Results: This study included 229 patients at a median age of 64 (range 55-76) years. Nearly half (44.5%) were ≥65 years old; 38% were females. Most patients (52.8%) had acute myeloid leukemia (AML) and 21% had myelodysplastic syndrome (MDS). Two-thirds received an HSCT from a matched unrelated donor, with male patients receiving graft from female donors in 16% of cases. Myeloablative conditioning (MAC) was used in 62% of patients. According to the evaluated risk stratification tools, a substantial portion of patients was classified as high-risk for late post-HSCT NRM: 45% by DRI, 34.9% by HCT-CI >2, 85% by EBMT score >3, and 24.9% by EASIX (highest-risk quartile). The overall NRM rate was 14% at 30 days and 23.6% at 100 days. Sepsis was the leading cause of NRM (63%), followed by acute graft-versus-host disease-related complications (18%).

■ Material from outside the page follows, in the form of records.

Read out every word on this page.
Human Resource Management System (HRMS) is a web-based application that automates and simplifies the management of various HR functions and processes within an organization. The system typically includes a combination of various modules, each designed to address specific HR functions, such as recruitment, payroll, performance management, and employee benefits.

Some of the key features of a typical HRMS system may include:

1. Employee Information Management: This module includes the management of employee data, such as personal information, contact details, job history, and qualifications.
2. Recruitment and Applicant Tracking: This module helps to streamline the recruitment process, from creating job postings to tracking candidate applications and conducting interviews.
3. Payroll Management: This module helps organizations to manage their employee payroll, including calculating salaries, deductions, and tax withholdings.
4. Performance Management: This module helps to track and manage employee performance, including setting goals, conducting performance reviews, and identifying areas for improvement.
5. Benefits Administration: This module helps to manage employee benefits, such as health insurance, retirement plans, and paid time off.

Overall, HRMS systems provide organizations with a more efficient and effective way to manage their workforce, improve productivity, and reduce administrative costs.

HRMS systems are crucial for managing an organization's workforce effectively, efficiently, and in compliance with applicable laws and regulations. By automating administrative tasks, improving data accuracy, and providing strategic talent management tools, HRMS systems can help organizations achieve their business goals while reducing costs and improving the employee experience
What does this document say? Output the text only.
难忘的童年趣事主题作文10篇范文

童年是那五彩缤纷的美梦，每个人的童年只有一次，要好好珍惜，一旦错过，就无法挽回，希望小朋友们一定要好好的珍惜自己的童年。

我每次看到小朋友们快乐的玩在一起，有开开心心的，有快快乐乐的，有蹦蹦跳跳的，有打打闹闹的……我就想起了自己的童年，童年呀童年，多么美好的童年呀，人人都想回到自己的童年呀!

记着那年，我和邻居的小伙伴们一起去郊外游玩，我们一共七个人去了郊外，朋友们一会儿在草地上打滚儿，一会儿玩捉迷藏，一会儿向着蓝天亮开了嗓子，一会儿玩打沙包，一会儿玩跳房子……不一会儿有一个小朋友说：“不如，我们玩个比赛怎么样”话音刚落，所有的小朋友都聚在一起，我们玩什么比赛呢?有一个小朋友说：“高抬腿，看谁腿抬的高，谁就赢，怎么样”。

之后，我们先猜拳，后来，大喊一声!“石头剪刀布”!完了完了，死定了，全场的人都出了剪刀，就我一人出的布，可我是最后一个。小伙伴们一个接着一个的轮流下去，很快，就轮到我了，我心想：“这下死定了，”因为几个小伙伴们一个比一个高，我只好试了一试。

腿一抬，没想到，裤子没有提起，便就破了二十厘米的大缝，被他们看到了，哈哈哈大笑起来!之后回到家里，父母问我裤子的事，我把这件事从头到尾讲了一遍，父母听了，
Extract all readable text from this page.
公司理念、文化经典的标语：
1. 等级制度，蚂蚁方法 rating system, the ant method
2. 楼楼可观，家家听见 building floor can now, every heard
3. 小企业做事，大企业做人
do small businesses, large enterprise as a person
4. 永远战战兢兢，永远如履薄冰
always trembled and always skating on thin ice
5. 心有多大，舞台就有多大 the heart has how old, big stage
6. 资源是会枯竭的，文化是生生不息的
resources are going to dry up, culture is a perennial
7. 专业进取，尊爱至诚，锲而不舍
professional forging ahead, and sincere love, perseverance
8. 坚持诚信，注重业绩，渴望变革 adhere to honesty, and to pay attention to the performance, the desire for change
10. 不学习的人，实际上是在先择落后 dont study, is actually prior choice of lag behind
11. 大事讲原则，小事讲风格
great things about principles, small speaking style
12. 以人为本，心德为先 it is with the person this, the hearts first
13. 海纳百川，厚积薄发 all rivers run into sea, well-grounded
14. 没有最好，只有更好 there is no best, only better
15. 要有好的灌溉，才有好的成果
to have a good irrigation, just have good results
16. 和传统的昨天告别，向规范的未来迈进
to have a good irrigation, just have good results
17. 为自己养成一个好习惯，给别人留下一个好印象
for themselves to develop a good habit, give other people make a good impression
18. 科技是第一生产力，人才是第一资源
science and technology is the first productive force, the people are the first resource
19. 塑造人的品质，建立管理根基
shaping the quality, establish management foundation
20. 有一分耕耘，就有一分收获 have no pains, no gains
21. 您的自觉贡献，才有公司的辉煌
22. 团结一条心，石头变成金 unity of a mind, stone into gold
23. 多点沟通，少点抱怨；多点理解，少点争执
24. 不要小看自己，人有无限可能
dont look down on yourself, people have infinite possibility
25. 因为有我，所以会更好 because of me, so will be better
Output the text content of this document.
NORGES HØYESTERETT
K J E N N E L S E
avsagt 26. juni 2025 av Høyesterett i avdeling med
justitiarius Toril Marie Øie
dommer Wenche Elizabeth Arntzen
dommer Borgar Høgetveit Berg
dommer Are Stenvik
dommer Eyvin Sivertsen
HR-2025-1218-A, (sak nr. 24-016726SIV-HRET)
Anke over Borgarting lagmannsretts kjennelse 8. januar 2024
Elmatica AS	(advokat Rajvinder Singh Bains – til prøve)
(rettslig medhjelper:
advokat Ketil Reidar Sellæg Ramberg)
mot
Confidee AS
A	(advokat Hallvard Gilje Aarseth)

Univariate analysis identified non-MAC and a higher HCT-CI score (>2) as significant risk factors for NRM at both 30 days (p=0.022 and p=0.007, respectively) and 100 days (p=0.01 and p=0.004, respectively). Multivariate analysis confirmed that only the HCT-CI score >2 remained significantly associated with increased NRM risk at 30 days (OR=1.395, 95% CI [1.228, 13.27], p=0.022) and 100 days (OR 1.106, 95% CI [1.279, 7.135], p=0.012). None of other risk scores showed a significant association with early NRM risk at these time points. With a median follow-up of 47 (range 1-117) months for surviving patients, the Cox proportional hazards analysis revealed that reduced conditioning intensity (p=0.020), the female donor-to-male recipient status (p=0.026), and a higher HCT-CI score (score 1-2 category, p=0.026 and score >2 category, p=0.022) were associated with inferior OS. Similar to the NRM analysis, none of other assessed risk scores was found to significantly correlate with OS.

Conclusions: The current study has demonstrated the validity of the HCT-CI score in predicting increased short-term mortality within 30 and 100 days following HSCT. The application of this score could potentially improve decision-making by providing an additional assessment tool of early NRM risk for patients prior to HSCT. The impact of HCT-CI on short-term mortality warrants further assessment and confirmation in larger prospective studies.

Disclosures: No relevant conflicts of interest to declare.